I’ve been working on voiTunes for a couple of months on and off and I’m finally done! I’m proud to say that it has impressed quite a few of my friends and I’m ready to release to the rest of the world (well, just the mac users). You can download it here. It will only work on Mac OS X, and possible Leopard (I have yet to test it on Leopard). If you have Windows, I’m sorry but you’ll have to wait until I port it (if I ever get around to it).

A few notes: I really enjoyed working on the widget, it turned out to be not too difficult but I wasn’t able to add all the functionality that I wanted mostly because I wanted to have something concretely released this week. I have almost working code that adds a couple more features but it’ll take me several more hours to integrate that nicely into the working widget. As a result, functionality is limited, but it still works and works decently well. Recognition isn’t that great, but that isn’t exactly my fault as I’m using a recognition engine for Carnegie Mellon.

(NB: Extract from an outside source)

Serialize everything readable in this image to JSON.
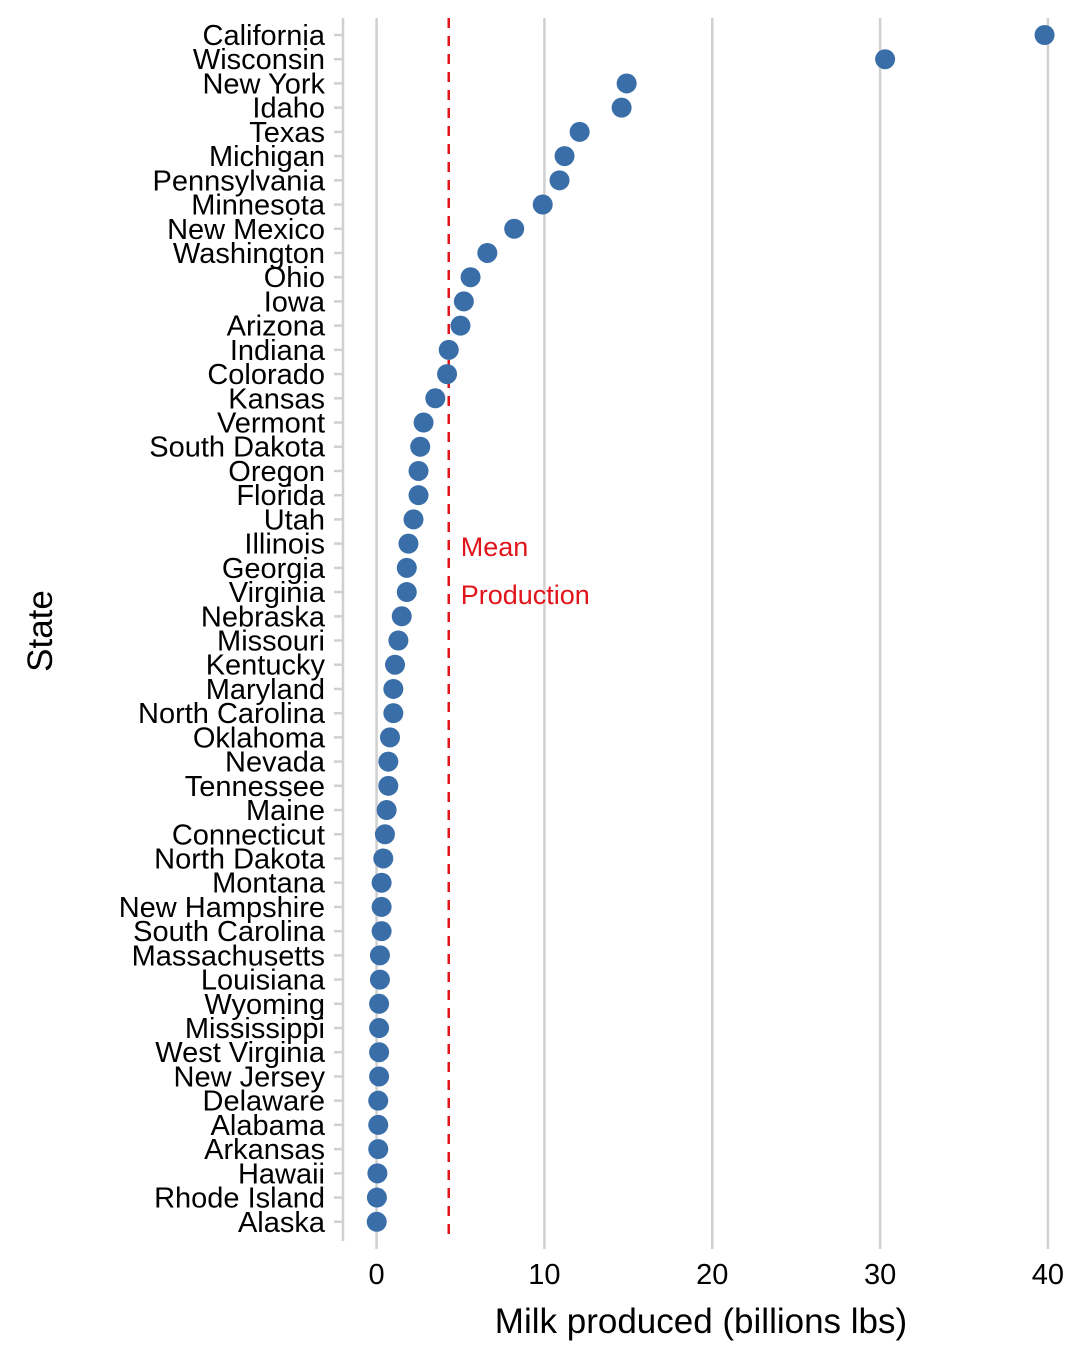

Please post comments, criticisms (be harsh!), or any other feedback.

Voice Recognition Media Library

Thursday, September 20th, 2007

It’s time to finally let the cat out of the bag. I announced about a month ago that I was working on a really cool project and now I’m finally going to talk about it. From the title, it’s pretty obvious that the project involves voice recognition and media libraries. Well, here we go!

I worked at a company called Tellme this summer, and all of their technology revolves around voice recognition. Anyway, after working on voice applications for them, I thought it’d be really cool to extend iTunes to take voice commands. I talked to some of my fellow interns about third party voice recognition software that I could use, and got started.

First, let me talk about some of the software I’m using. My voice recognition tool is called sphinx. It’s an open source Java package provided by Carnegie Mellon that’s really easy to extend. Sphinx was a bit difficult to install, but once that’s done, they provide a lot of demos that you can just look at and add on to. I just took their “hello world” demo, and added a bunch of stuff to it to get my media library recognition to work. If you’re at all interested (and because you’re still reading, I take it that you are) I strongly recommend checking out their software, playing with it and extending it to build your own applications.

On the other side of the application, I’m using a perl module to control iTunes. The module just has functions that output some applescript, so unfortunately this project can only be installed on top of OS X right now, but it’s a really simple, easy to use interface to applescript and therefore iTunes. This is what I really love about perl; there are so many libraries for perl that you can do pretty much whatever you want, just with installing a couple of modules onto your computer. I’m also using perl for XML parsing and other file handling, while I’m using Java for the user interface and interaction to sphinx.

Ok, so what exactly does my prototype do? Essentially, I have a java program that starts up the sphinx recognizer, waits for the user to say something like “itunes play”, “itunes pause”, “itunes next”, or “itunes select”, and then it processes the command, and sends a command to iTunes. “Play”, “pause”, and “next” are self explanatory, but “select” is a little more intricate. When the users says “itunes select,” the program prompts you to say an artist name, and then a track name by that artist and then it searches your iTunes library and plays that specific track. That’s the program from a high level.

Looking deeper down, the Java code is just a loop that waits for recognition, but I use different grammars each time. The main procedure just has a grammar that accepts the “iTunes” commands. Each command outputs a different string, which I send as the argument to a perl script. The perl script then uses the applescript library to send a command to iTunes.

Prior to loading the recognizer, I use perl’s XML libraries to parse “Itunes Media Libary.xml,” the file that stores all of iTunes’ track information. Then when the user says, “itunes select,” I dynamically generate a grammar composed of a list of all the artists in your music library. Then when you say an artist name, I dynamically generate a grammar of all the song titles. Once I have the artist name and the song name, I pass the information into the perl script, which again sends the commands to iTunes. On the whole, the project doesn’t seem too complicated, but there’s quite a bit of code involved, and it’s definitely more challenging than any of the other projects I’ve worked on.

My current prototype is fully operating as I just described, but it’s certainly not complete. Before I actually publicize and maybe distribute my software, I want to fully integrate it into iTunes as a plug-in. I also need to improve recognition, because my ultimate goal is to just leave the plug-in on, but it should know when it should be listening and when it shouldn’t. Finally, I also want to let the system learn artist and track names, because as of now, it only understands legitimate English words and a lot or artists names aren’t English words. I want to build a feature that allows you to train the system when you first run it, so that it learns this names and recognizes them for later runs.

Of course all of my aspiration and additions are a lot more challenging than just getting my prototype running, but I really think this project is cool and that it’s worthwhile for me to spend my time on. It would be amazing to show off to my friends, peers, and, of course, recruiters. What’s more important, though, is that I’ll learn a lot about building a stable, user-friendly, product that integrates a lot of different technologies. I hope to make this a project that I take from start to finish, spending time on all aspects of product development. It’s a challenge, but it’s been fun so far, and it’ll be so worth it when it’s complete.